Sjögren’s syndrome is an autoimmune condition that attacks moisture-producing glands throughout the body. It’s best known for causing dry eyes and dry mouth, but it also commonly causes vaginal dryness. If you’re experiencing dryness in multiple areas of your body at once, this is a condition worth investigating.

Diabetes, thyroid disorders, and other conditions that affect hormone balance or circulation can also contribute to vaginal dryness, though estrogen-related causes are far more common.

Chemical Irritants and Hygiene Products

Some of the products marketed for vaginal health can actually damage the tissue and disrupt its natural moisture balance. Douching is one of the worst offenders, linked to increased risk of bacterial and yeast infections and a host of other problems. Fragranced soaps, body washes, and feminine hygiene sprays often contain parabens and phthalates, both of which are suspected endocrine disruptors.
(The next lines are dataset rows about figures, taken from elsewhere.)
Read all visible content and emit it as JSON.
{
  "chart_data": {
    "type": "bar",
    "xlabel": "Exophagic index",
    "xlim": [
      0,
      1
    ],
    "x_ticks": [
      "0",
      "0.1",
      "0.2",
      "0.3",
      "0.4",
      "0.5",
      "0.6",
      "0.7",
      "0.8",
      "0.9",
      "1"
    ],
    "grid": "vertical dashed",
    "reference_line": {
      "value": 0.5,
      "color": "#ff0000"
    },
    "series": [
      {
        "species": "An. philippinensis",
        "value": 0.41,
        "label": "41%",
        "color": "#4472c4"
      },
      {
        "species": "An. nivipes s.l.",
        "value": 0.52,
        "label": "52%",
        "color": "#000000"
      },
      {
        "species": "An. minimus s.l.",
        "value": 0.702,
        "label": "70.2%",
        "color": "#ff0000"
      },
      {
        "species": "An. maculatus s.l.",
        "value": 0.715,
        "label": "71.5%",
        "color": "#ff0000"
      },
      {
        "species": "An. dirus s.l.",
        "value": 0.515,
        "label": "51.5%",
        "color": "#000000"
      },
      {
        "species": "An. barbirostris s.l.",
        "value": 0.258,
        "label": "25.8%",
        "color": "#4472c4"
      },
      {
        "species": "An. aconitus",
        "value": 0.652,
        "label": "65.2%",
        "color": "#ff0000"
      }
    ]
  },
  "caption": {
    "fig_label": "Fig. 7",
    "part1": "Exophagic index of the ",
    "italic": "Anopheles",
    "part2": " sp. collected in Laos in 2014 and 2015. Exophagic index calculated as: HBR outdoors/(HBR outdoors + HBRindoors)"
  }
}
Sanitary pads have been associated with contact dermatitis in several studies, and even over-the-counter anti-itch creams can backfire. Benzocaine, a common active ingredient in those products, is one of the top triggers for irritation and itching around the genital area. Scented laundry detergents and dryer sheets that come into contact with underwear can cause similar reactions.

Personal lubricants deserve scrutiny too. Many water-based lubricants are hyperosmolar, meaning they pull water out of cells, causing them to shrink and potentially damaging the vaginal and cervical lining. Lubricants containing glycerin have been linked to bacterial vaginosis and shifts in vaginal bacteria. Choosing products free of glycerin, fragrance, and warming agents like capsaicin reduces the risk of irritation.
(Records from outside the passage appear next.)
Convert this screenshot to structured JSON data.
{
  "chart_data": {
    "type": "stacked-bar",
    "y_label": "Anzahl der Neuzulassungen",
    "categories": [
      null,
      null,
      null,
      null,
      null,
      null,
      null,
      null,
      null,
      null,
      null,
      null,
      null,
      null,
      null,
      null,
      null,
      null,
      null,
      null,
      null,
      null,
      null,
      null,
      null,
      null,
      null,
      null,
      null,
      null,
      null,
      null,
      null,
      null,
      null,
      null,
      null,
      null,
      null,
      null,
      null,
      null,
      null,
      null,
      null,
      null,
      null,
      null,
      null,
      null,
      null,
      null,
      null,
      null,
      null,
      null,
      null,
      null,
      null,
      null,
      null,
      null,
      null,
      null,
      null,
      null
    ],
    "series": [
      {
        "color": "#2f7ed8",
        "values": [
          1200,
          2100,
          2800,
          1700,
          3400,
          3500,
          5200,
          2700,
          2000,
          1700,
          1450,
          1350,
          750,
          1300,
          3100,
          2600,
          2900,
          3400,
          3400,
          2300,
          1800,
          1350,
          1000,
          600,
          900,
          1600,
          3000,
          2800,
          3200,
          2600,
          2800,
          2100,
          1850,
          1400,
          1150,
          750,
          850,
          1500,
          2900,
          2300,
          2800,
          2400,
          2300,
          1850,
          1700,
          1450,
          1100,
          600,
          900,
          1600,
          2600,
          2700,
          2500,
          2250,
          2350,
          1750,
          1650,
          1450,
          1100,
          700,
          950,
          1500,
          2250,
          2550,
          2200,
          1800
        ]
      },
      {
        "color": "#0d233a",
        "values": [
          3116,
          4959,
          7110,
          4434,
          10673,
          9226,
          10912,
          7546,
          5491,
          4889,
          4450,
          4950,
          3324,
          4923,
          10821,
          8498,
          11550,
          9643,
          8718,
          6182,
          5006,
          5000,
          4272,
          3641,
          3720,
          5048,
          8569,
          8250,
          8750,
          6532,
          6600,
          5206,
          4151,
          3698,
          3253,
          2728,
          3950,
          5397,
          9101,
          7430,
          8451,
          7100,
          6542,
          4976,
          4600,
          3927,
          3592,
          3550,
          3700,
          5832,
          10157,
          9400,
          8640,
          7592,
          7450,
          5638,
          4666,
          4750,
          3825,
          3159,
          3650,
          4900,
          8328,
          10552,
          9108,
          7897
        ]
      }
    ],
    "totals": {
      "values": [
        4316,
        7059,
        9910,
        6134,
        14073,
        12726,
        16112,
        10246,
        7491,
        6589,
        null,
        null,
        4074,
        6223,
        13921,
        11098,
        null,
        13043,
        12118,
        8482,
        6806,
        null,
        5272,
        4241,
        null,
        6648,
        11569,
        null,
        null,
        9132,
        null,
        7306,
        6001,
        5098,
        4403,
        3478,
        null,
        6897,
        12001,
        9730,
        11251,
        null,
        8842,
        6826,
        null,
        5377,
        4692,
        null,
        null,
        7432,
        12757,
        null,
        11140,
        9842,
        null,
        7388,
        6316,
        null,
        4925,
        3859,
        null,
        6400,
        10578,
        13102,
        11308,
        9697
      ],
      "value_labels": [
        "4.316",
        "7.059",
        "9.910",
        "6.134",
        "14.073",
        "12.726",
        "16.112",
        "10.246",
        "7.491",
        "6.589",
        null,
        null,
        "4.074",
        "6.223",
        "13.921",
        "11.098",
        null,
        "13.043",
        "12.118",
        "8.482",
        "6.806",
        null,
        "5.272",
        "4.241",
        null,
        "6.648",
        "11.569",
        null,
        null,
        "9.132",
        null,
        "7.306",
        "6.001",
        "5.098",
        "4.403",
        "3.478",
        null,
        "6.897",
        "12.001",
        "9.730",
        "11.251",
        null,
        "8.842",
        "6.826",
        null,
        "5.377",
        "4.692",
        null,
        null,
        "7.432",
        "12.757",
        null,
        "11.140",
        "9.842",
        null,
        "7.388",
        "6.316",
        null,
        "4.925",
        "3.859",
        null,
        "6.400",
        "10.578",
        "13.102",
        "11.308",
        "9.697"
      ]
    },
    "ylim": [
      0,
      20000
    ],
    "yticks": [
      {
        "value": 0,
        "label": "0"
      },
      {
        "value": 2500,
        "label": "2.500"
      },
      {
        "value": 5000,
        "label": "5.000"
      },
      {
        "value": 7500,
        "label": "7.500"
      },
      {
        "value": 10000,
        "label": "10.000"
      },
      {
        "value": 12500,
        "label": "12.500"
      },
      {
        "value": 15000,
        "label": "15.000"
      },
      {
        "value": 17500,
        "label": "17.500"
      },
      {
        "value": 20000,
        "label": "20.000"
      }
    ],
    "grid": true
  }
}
Smoking and Vaginal Health

Cigarette smoking has a documented anti-estrogenic effect. Women who smoke have significantly lower levels of estradiol (the most active form of estrogen) compared to nonsmokers, which directly affects vaginal moisture and tissue health. Smoking also introduces trace amounts of a toxic compound called BPDE into vaginal secretions, which can destroy protective lactobacilli bacteria. With fewer of these beneficial bacteria, the vaginal environment becomes less acidic and more vulnerable to infection and irritation.

What Helps

Treatment depends on the cause, but options generally fall into three categories. Lubricants are the simplest first step: water-based or silicone-based products applied before sex reduce friction and discomfort immediately. Look for options without glycerin or warming ingredients.

Vaginal moisturizers work differently from lubricants. Products like Replens are applied every few days (not just before sex) and help restore baseline moisture to the tissue over time. They’re a good option for dryness that bothers you throughout the day, not just during intimacy.
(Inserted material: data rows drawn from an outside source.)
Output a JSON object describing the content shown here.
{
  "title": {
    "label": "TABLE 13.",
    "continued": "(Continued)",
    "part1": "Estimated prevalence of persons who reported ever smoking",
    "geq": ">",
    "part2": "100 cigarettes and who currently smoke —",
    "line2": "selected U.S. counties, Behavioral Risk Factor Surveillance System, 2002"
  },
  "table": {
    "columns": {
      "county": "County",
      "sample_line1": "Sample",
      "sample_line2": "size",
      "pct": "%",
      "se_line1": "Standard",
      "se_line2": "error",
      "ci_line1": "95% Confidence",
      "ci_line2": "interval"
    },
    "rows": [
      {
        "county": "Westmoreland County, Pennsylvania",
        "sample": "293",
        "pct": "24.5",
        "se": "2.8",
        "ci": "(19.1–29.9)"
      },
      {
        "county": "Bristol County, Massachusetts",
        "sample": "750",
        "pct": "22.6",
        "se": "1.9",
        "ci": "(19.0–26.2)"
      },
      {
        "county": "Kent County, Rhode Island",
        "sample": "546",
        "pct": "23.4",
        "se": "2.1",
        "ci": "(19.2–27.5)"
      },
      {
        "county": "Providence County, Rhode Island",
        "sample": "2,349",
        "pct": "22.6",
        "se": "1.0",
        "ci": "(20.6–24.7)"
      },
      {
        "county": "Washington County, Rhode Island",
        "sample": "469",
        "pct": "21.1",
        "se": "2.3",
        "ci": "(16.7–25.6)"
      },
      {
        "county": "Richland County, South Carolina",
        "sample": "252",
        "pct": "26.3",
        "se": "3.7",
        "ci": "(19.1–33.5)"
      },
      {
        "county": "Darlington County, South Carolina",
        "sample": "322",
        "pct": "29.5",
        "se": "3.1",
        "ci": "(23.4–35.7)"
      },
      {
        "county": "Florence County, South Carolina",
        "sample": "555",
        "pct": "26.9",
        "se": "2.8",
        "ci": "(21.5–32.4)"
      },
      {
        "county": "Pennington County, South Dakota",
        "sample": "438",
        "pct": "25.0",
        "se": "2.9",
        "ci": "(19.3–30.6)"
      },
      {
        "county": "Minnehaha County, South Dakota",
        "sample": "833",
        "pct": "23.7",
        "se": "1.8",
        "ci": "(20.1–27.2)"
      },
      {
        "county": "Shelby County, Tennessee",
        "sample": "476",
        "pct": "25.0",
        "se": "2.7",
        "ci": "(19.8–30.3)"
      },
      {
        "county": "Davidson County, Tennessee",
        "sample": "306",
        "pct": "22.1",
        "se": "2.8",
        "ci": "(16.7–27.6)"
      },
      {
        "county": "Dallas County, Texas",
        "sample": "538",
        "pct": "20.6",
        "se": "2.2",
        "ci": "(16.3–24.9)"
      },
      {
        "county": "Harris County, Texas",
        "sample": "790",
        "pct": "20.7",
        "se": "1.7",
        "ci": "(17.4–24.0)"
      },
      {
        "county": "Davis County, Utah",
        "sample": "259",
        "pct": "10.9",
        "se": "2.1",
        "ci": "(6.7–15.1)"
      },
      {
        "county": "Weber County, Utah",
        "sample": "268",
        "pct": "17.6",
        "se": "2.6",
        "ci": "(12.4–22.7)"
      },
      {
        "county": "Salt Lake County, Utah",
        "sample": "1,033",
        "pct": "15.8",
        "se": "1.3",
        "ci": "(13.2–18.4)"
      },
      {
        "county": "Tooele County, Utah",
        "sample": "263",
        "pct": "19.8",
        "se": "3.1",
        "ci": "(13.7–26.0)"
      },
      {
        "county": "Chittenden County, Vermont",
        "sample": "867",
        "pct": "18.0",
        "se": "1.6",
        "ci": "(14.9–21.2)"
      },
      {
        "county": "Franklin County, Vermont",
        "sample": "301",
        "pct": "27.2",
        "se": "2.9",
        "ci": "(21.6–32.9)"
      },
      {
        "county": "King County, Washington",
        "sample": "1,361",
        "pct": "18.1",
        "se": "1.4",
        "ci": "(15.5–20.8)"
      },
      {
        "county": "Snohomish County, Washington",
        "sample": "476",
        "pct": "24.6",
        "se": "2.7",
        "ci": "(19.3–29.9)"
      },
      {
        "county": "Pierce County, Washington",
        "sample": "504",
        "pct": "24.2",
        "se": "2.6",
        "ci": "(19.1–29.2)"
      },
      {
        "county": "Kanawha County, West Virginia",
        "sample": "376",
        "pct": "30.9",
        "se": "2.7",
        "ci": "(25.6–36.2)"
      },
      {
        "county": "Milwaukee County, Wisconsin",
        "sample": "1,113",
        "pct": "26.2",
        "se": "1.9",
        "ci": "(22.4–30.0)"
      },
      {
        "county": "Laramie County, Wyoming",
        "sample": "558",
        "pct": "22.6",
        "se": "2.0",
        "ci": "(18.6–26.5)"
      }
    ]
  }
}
For dryness driven by estrogen loss, localized estrogen therapy delivers a low dose of the hormone directly to vaginal tissue. It comes in several forms: creams applied with an applicator, suppositories inserted daily at first and then twice weekly, a flexible ring that sits in the upper vagina and releases a steady dose, or small tablets placed with an applicator. Because the estrogen stays local rather than circulating through your whole body, overall hormone exposure remains low compared to oral hormone therapy.

For non-hormonal causes, the fix may be as straightforward as switching medications, managing stress, quitting smoking, or eliminating irritating products from your routine. Sometimes dryness results from more than one factor at once, and addressing just one of them makes a noticeable difference.